Agawi Partners With NVIDIA To Deliver Ready-To-Stream Gaming Architecture To ISPs And Telcos

Game streaming might be a common feature of ISP packages for bundled Internet, if Agawi has anything to say about it. The cloud gaming startup has outlasted rival OnLive, which still exists in name after a nasty bankruptcy, and Gaikai, which was picked up by Sony to power its upcoming PS4 cloud-based features, and now it wants to give ISPs and carrier networks a chance to regain their place as providers of content.

Internet providers have been demoted to dumb tubes with the advent of services like Netflix, iTunes, Spotify and others, which is not where they want to be. Serving up piping hot content to customers is the way to own a more complete relationship, one that’s likely to result in longer-term commitment and deeper revenue pockets. If you control both the channel and what’s on it, you’re winning both ways, after all. Agawi, which has spent the past few years building its cloud gaming infrastructure, is now pursuing its plans of making that tech, code named VG36, commercially available to ISPs, with a ready-to-roll white label solution they can pass on to their customers.

Agawi is partnering with NVIDIA to make this happen, after the two worked together on building their “True Cloud” gaming architecture in February.

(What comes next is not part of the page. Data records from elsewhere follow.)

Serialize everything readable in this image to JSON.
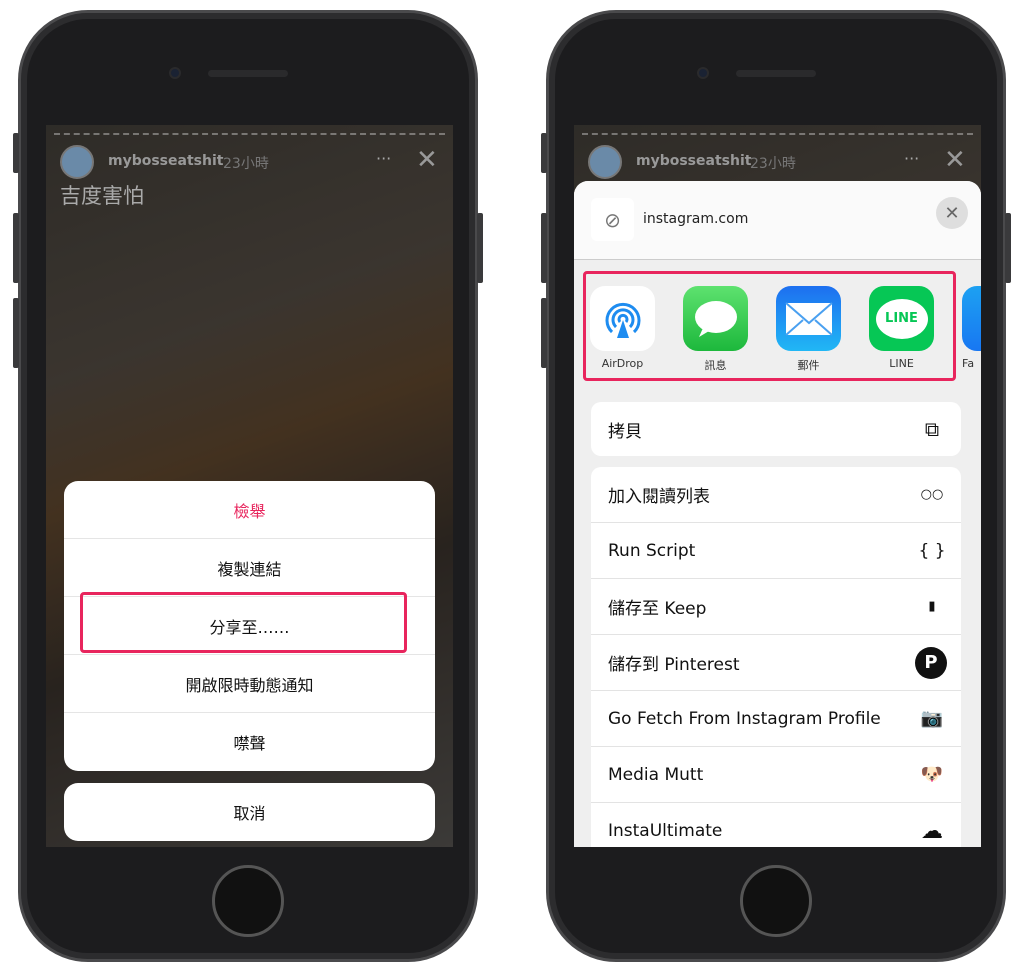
{
  "left": {
    "story": {
      "username": "mybosseatshit",
      "time": "23小時",
      "more": "···",
      "close": "✕",
      "caption": "吉度害怕"
    },
    "menu": [
      "檢舉",
      "複製連結",
      "分享至……",
      "開啟限時動態通知",
      "噤聲"
    ],
    "cancel": "取消",
    "report_color": "#e8255d"
  },
  "right": {
    "story": {
      "username": "mybosseatshit",
      "time": "23小時",
      "more": "···",
      "close": "✕"
    },
    "sheet": {
      "site": "instagram.com",
      "close": "✕",
      "apps": [
        {
          "label": "AirDrop",
          "icon": "airdrop-icon",
          "color": "#ffffff"
        },
        {
          "label": "訊息",
          "icon": "messages-icon",
          "color": "#34c759"
        },
        {
          "label": "郵件",
          "icon": "mail-icon",
          "color": "#1e8cf0"
        },
        {
          "label": "LINE",
          "icon": "line-icon",
          "color": "#06c755",
          "icon_text": "LINE"
        },
        {
          "label": "Fa",
          "icon": "facebook-icon",
          "color": "#1877f2"
        }
      ],
      "copy": {
        "label": "拷貝",
        "icon": "copy-icon"
      },
      "actions": [
        {
          "label": "加入閱讀列表",
          "icon": "glasses-icon",
          "glyph": "○○"
        },
        {
          "label": "Run Script",
          "icon": "braces-icon",
          "glyph": "{ }"
        },
        {
          "label": "儲存至 Keep",
          "icon": "bookmark-icon",
          "glyph": "▮"
        },
        {
          "label": "儲存到 Pinterest",
          "icon": "pinterest-icon",
          "glyph": "P"
        },
        {
          "label": "Go Fetch From Instagram Profile",
          "icon": "camera-icon",
          "glyph": "📷"
        },
        {
          "label": "Media Mutt",
          "icon": "dog-icon",
          "glyph": "🐶"
        },
        {
          "label": "InstaUltimate",
          "icon": "cloud-icon",
          "glyph": "☁"
        }
      ]
    }
  },
  "highlight_color": "#e8255d"
}
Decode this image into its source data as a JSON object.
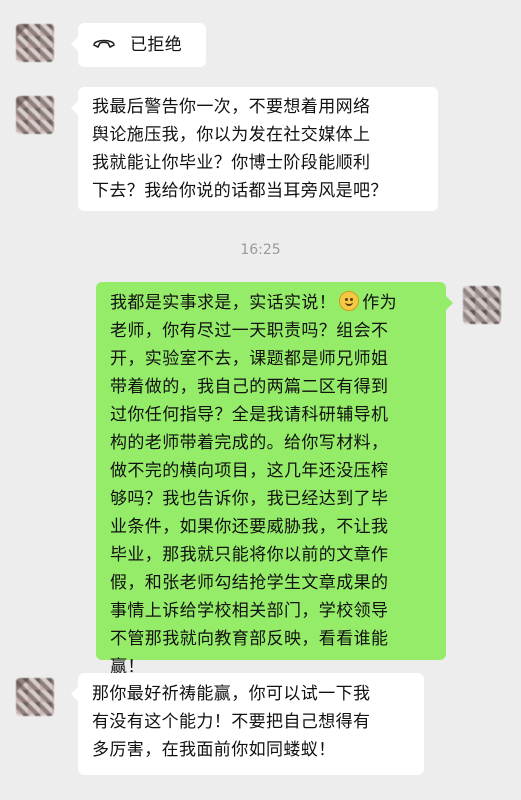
{
  "messages": {
    "call_status": "已拒绝",
    "warning": {
      "lines": [
        "我最后警告你一次，不要想着用网络",
        "舆论施压我，你以为发在社交媒体上",
        "我就能让你毕业？你博士阶段能顺利",
        "下去？我给你说的话都当耳旁风是吧？"
      ]
    },
    "timestamp": "16:25",
    "reply": {
      "line1_before_emoji": "我都是实事求是，实话实说！",
      "line1_after_emoji": "作为",
      "emoji": "smiling-face",
      "lines": [
        "老师，你有尽过一天职责吗？组会不",
        "开，实验室不去，课题都是师兄师姐",
        "带着做的，我自己的两篇二区有得到",
        "过你任何指导？全是我请科研辅导机",
        "构的老师带着完成的。给你写材料，",
        "做不完的横向项目，这几年还没压榨",
        "够吗？我也告诉你，我已经达到了毕",
        "业条件，如果你还要威胁我，不让我",
        "毕业，那我就只能将你以前的文章作",
        "假，和张老师勾结抢学生文章成果的",
        "事情上诉给学校相关部门，学校领导",
        "不管那我就向教育部反映，看看谁能",
        "赢！"
      ]
    },
    "last": {
      "lines": [
        "那你最好祈祷能赢，你可以试一下我",
        "有没有这个能力！不要把自己想得有",
        "多厉害，在我面前你如同蝼蚁！"
      ]
    }
  },
  "colors": {
    "background": "#ededed",
    "incoming_bubble": "#ffffff",
    "outgoing_bubble": "#95ec69",
    "timestamp": "#9a9a9a"
  }
}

The combination of Agawi’s existing tech with servers based on Nvidia’s Grid processors is designed to help stream multiple games at the same time from a single server, thereby bypassing or at least minimizing the upfront equipment costs that proved extremely troublesome to OnLive.

I spoke to Agawi executive chairman Peter Relan about the launch of the new platform, which will be opening up to general availability in July. It’s being announced now because of the long lead times a lot of Agawi’s target customers have when implementing services like this one, Relan said. The point is to make potential partners aware that Agawi is ready do deploy this tech as soon as the second half of this year, with data center partners lined up around the globe.

“Everybody has been waiting for MNVOs, MSOs, the telecom guys, the cable guys, to bring new services to market,” he said. “They offer voice, they offer Internet, they offer television, so what’s the next big content area? Gaming. Almost all the major telecom operators and cable operators want to do trials this year with introducing gaming services, and the easiest way to bring them to market is through cloud gaming, because the alternative is to put the equivalent of an iPad inside their set-top box.”

Once Agawi begins deployments in earnest, any service provider that participates should be able to offer games direct to existing subscribers through the hardware they already have it – be it computers, mobile devices or even connected TVs. Relan says it can also help with licensing of specific content, and will offer three tiers (casual, mid-core and AAA) to appeal to all types of gamers.

Targeting the folks who manage the pipes is a good strategy for Agawi, not only because providers are looking around for content opportunities, but because cloud gaming has the potential to be very bandwidth-intensive for consumers. If carriers are providing the service, however, they can presumably also offer some way of making sure that bandwidth used to stream games doesn’t count across their monthly totals, the way Comcast’s video service doesn’t count against its caps. Whatever the arrangement between providers and clients ends up being, Agawi still has to sell its offering to telcos and ISPs first.